La motivation du passionné d’art lyrique le conduit à l’occasion hors de ses pénates vers d’autres contrées. Excité par telle tête d’affiche, metteur en scène, chef d’orchestre (rayez la mention inutile), il choisit avec soin la date de son périple. Hasard de calendrier, c’est la deuxième distribution qui se produit ce samedi 18 mars au Teatro Regio de Turin, quand des échos enjoués des premiers interprètes bruissent encore. A l’évidence ni Svetlana Kasyan ni Carlo Ventre ne convainquent. Elle, trop légère pour un rôle dont le centre de gravité l’entraîne bien trop loin de ses facilités dans l’aigu, maintient la cohésion de ses registres de haute lutte. Seuls quelques piani filés viennent enluminer un chant qui reste prosaïque, concentrée qu’elle est à faire les notes. Lui, fruste dans la ligne et le phrasé qu’il émaille de portando, ne parvient à nuancer qu’entre mezzo-forte et fortissimo. Là encore, rien de rédhibitoire mais tout cela manque de séduction, de passion… en un mot d’émotion. Les duo enfiévrés ressemblent à des récitations, l’urgence et l’impatience se résument à une question de tempo et la souffrance, l’agonie à une affaire de mimiques scéniques éculées.

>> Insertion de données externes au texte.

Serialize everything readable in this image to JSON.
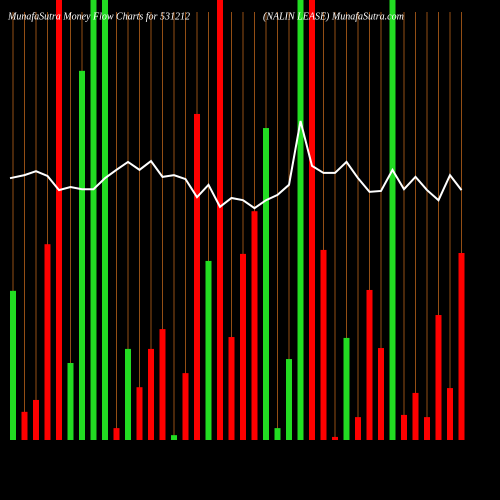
{
  "chart_data": {
    "type": "bar-line",
    "title": "MunafaSutra  Money Flow Charts for 531212",
    "subtitle": "(NALIN LEASE) MunafaSutra.com",
    "categories": [
      null,
      null,
      null,
      null,
      null,
      null,
      null,
      null,
      null,
      null,
      null,
      null,
      null,
      null,
      null,
      null,
      null,
      null,
      null,
      null,
      null,
      null,
      null,
      null,
      null,
      null,
      null,
      null,
      null,
      null,
      null,
      null,
      null,
      null,
      null,
      null,
      null,
      null,
      null,
      null
    ],
    "bars": {
      "values": [
        33.9,
        6.4,
        9.1,
        44.5,
        100,
        17.5,
        83.9,
        100,
        100,
        2.7,
        20.7,
        12.0,
        20.7,
        25.2,
        1.1,
        15.2,
        74.1,
        40.7,
        100,
        23.4,
        42.3,
        52.0,
        70.9,
        2.7,
        18.4,
        100,
        100,
        43.2,
        0.7,
        23.2,
        5.2,
        34.1,
        20.9,
        100,
        5.7,
        10.7,
        5.2,
        28.4,
        11.8,
        42.5
      ],
      "colors": [
        "#22dd22",
        "#ff0000",
        "#ff0000",
        "#ff0000",
        "#ff0000",
        "#22dd22",
        "#22dd22",
        "#22dd22",
        "#22dd22",
        "#ff0000",
        "#22dd22",
        "#ff0000",
        "#ff0000",
        "#ff0000",
        "#22dd22",
        "#ff0000",
        "#ff0000",
        "#22dd22",
        "#ff0000",
        "#ff0000",
        "#ff0000",
        "#ff0000",
        "#22dd22",
        "#22dd22",
        "#22dd22",
        "#22dd22",
        "#ff0000",
        "#ff0000",
        "#ff0000",
        "#22dd22",
        "#ff0000",
        "#ff0000",
        "#ff0000",
        "#22dd22",
        "#ff0000",
        "#ff0000",
        "#ff0000",
        "#ff0000",
        "#ff0000",
        "#ff0000"
      ]
    },
    "line": {
      "color": "#ffffff",
      "values": [
        59.5,
        60.2,
        61.1,
        60.0,
        56.8,
        57.5,
        57.0,
        57.0,
        59.5,
        61.4,
        63.2,
        61.4,
        63.4,
        59.8,
        60.2,
        59.3,
        55.2,
        58.0,
        53.0,
        55.0,
        54.5,
        52.7,
        54.5,
        55.7,
        58.0,
        72.5,
        62.3,
        60.7,
        60.7,
        63.2,
        59.5,
        56.4,
        56.6,
        61.4,
        57.0,
        59.8,
        56.8,
        54.5,
        60.2,
        56.8
      ]
    },
    "ylim": [
      0,
      100
    ],
    "grid": true,
    "grid_color": "#b8621b"
  }
}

Faute de grives, l’on se rabat affamé sur les merles. Les comprimari tiennent leur rang, notamment Fabrizio Beggi qui brosse un portrait à la fois noble et cauteleux de Géronte de Ravoir. Dalibor Jenis connait son Lescaut et le récite avec soin. Le chœur affiche une belle cohésion doublée d’une certaine aisance scénique. Un merle rare pourtant, dont les ailes battent gracieusement ou fouettent les airs selon les situations, transforme la soirée. Toutes ces nuances, la romance, la fièvre, la fuite, le désespoir qui manquent, l’orchestre les prend à son compte. Gianandrea Noseda s’appuie sur ses fondamentaux : des tempi vifs bien souvent, des contrastes et l’art de difracter son orchestre pour mettre en valeur simultanément plusieurs plans musicaux, ou des solos (mention pour la harpe, le hautbois et la flûte). C’est ainsi que Puccini retrouve ce qu’il doit à Wagner dans l’enchaînement ou la superposition de motifs. L’italianità des accélérations dans les finals et des suspensions de rythme (le prélude du troisième acte exige une concentration intense des musiciens pour suivre les points d’orgue) vient se marier parfaitement à cet ensemble.
La mise en scène enfin joue la carte du grandiose et de la fidélité. Il ne manque pas un bout au navire du port du Havre, pas un colifichet aux costumes et pas un lacet aux corsets. Si le cadre est visuellement flatteur, la direction d’acteur ne vient aucunement en aide aux protagonistes. Au final, cette débauche nuira au déroulé de la soirée. Ces décors sont lourds et exigent un entracte de vingt-cinq minutes à chaque tombée du rideau. Quatre actes et trois entractes donc : un hachage menu de la partition qui agace tout à fait le spectateur.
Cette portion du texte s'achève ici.